Last month I wrote about my favourite literary statue, so this month I thought I’d discuss my least favourite. Sometimes those in charge of literary legacies get it all wrong (in my humble opinion, at least). This one can be found at Newington Green in London and it was erected in 2020, so it’s a very new statue. There’s a real shortage of statues of women writers around the world, and this was at least an attempt to redress the imbalance, but what a mess it has turned out to be!

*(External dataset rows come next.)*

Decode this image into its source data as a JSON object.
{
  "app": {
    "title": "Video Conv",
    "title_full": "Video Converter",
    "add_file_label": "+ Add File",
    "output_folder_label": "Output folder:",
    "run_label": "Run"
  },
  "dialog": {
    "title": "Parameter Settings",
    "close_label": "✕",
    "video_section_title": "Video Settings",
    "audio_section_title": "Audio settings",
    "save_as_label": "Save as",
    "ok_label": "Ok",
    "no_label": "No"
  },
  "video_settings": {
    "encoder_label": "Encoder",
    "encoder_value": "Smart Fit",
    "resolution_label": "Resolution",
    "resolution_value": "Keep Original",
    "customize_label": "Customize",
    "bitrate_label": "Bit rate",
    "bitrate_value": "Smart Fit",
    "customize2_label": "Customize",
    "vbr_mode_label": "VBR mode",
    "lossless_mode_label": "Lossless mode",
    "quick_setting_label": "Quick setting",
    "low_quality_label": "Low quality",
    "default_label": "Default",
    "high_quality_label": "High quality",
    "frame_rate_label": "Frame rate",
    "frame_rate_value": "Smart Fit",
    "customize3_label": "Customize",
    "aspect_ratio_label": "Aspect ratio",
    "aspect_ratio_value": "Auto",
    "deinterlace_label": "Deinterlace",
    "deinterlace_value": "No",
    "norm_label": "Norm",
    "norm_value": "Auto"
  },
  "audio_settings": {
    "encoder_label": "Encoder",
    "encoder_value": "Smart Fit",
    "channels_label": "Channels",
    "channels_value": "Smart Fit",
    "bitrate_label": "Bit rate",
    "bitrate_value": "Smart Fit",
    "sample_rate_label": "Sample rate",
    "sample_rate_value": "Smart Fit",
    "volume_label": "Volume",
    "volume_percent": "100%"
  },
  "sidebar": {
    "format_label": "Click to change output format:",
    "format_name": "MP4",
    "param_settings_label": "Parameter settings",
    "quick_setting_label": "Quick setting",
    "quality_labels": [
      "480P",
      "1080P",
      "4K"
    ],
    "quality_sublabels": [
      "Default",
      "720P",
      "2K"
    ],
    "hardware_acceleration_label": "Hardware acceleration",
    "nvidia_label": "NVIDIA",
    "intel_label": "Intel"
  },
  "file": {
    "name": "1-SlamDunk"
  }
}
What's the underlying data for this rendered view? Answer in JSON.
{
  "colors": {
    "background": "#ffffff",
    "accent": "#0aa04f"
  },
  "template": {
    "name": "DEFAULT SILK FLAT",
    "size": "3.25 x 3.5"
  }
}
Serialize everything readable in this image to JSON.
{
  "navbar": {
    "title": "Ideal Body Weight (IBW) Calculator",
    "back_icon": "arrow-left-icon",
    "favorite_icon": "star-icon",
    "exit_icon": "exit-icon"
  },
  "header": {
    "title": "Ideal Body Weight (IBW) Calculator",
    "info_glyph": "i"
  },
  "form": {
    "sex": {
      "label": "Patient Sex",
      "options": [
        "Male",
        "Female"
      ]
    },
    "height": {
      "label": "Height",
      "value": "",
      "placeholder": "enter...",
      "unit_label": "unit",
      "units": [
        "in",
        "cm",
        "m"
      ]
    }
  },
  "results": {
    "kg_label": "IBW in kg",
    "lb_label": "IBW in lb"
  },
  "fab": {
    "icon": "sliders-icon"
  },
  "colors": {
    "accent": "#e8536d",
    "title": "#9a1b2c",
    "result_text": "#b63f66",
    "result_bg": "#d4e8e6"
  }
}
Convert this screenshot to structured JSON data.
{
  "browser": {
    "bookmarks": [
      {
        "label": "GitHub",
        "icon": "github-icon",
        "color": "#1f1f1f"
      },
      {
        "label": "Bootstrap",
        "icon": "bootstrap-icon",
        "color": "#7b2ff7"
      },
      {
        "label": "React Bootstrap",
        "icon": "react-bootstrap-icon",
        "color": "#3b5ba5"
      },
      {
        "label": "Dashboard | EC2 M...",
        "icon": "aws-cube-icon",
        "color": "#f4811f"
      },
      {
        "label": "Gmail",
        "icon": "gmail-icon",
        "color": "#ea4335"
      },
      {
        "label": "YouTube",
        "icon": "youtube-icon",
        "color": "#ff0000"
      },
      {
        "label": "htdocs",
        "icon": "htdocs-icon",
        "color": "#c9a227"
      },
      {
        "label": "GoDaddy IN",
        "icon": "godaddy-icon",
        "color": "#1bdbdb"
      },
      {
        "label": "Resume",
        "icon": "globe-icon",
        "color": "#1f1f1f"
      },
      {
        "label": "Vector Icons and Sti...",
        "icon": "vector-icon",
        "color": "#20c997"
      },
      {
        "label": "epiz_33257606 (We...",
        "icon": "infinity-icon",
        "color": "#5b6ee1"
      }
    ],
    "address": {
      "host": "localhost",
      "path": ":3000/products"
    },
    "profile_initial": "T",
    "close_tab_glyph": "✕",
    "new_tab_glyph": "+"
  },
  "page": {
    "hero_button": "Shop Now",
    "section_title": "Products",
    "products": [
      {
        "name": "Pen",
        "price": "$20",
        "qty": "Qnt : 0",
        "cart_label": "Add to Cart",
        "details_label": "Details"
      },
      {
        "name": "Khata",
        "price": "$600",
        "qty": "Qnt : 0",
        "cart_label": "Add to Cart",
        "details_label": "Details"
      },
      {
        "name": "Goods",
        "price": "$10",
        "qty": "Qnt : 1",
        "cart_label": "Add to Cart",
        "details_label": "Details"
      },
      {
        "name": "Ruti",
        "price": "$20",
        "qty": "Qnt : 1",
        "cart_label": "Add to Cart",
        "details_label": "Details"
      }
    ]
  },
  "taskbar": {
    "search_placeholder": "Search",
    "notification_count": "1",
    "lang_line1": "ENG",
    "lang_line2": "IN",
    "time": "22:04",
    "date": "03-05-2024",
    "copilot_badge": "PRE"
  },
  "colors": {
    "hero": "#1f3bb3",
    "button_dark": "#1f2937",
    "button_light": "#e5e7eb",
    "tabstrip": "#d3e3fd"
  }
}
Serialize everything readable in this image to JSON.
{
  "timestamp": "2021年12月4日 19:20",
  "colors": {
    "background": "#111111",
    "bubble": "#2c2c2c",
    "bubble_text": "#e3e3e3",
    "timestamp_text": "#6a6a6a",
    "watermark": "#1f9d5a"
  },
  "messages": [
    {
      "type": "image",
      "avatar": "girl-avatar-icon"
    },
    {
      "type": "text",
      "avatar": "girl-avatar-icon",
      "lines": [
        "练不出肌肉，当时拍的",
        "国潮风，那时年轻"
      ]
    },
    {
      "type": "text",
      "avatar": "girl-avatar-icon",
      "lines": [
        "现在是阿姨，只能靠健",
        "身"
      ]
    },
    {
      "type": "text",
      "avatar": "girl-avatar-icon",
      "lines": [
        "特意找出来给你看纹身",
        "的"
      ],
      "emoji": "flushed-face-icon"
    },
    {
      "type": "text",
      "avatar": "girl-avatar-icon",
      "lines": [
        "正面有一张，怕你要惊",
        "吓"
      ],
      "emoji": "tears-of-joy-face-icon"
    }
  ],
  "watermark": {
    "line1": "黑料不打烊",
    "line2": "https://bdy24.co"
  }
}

The statue depicts pioneering feminist Mary Wollstonecraft. It was designed by sculptor Maggi Hambling, after a ten-year campaign to raise the money for it. It depicts a naked Mary rising out of a rock and is intended to represent the spirit of womanhood. It was also meant to stimulate debate and it has certainly succeeded in that. Protesters have covered it with T-shirts, others have condemned it as a naked Barbie doll, a blank robot, while some have praised it as “the sculpture of an idea”.
What it has achieved is that far more people stop to look, take photos and visit Newington Green (local café owners are happy about the extra traffic).
The other close contender for designing the statue was artist Martin Jennings (who designed the statue of Jane Austen that went up a few years ago) – his proposal was for a more conventional statue, depicting Mary wearing clothes and standing by a pile of books. It’s not especially exciting but at least it is dignified and gives some idea of what she achieved.
I must admit I detest the new statue. Somehow it seems to demean the woman whose deep intelligence shines through so superbly in the John Opie portrait which hangs in the National Portrait Gallery. For me, the nakedness is meaningless, it doesn’t look like Mary, and it fails to represent her incredible achievements. You might feel differently – if so, do let me know.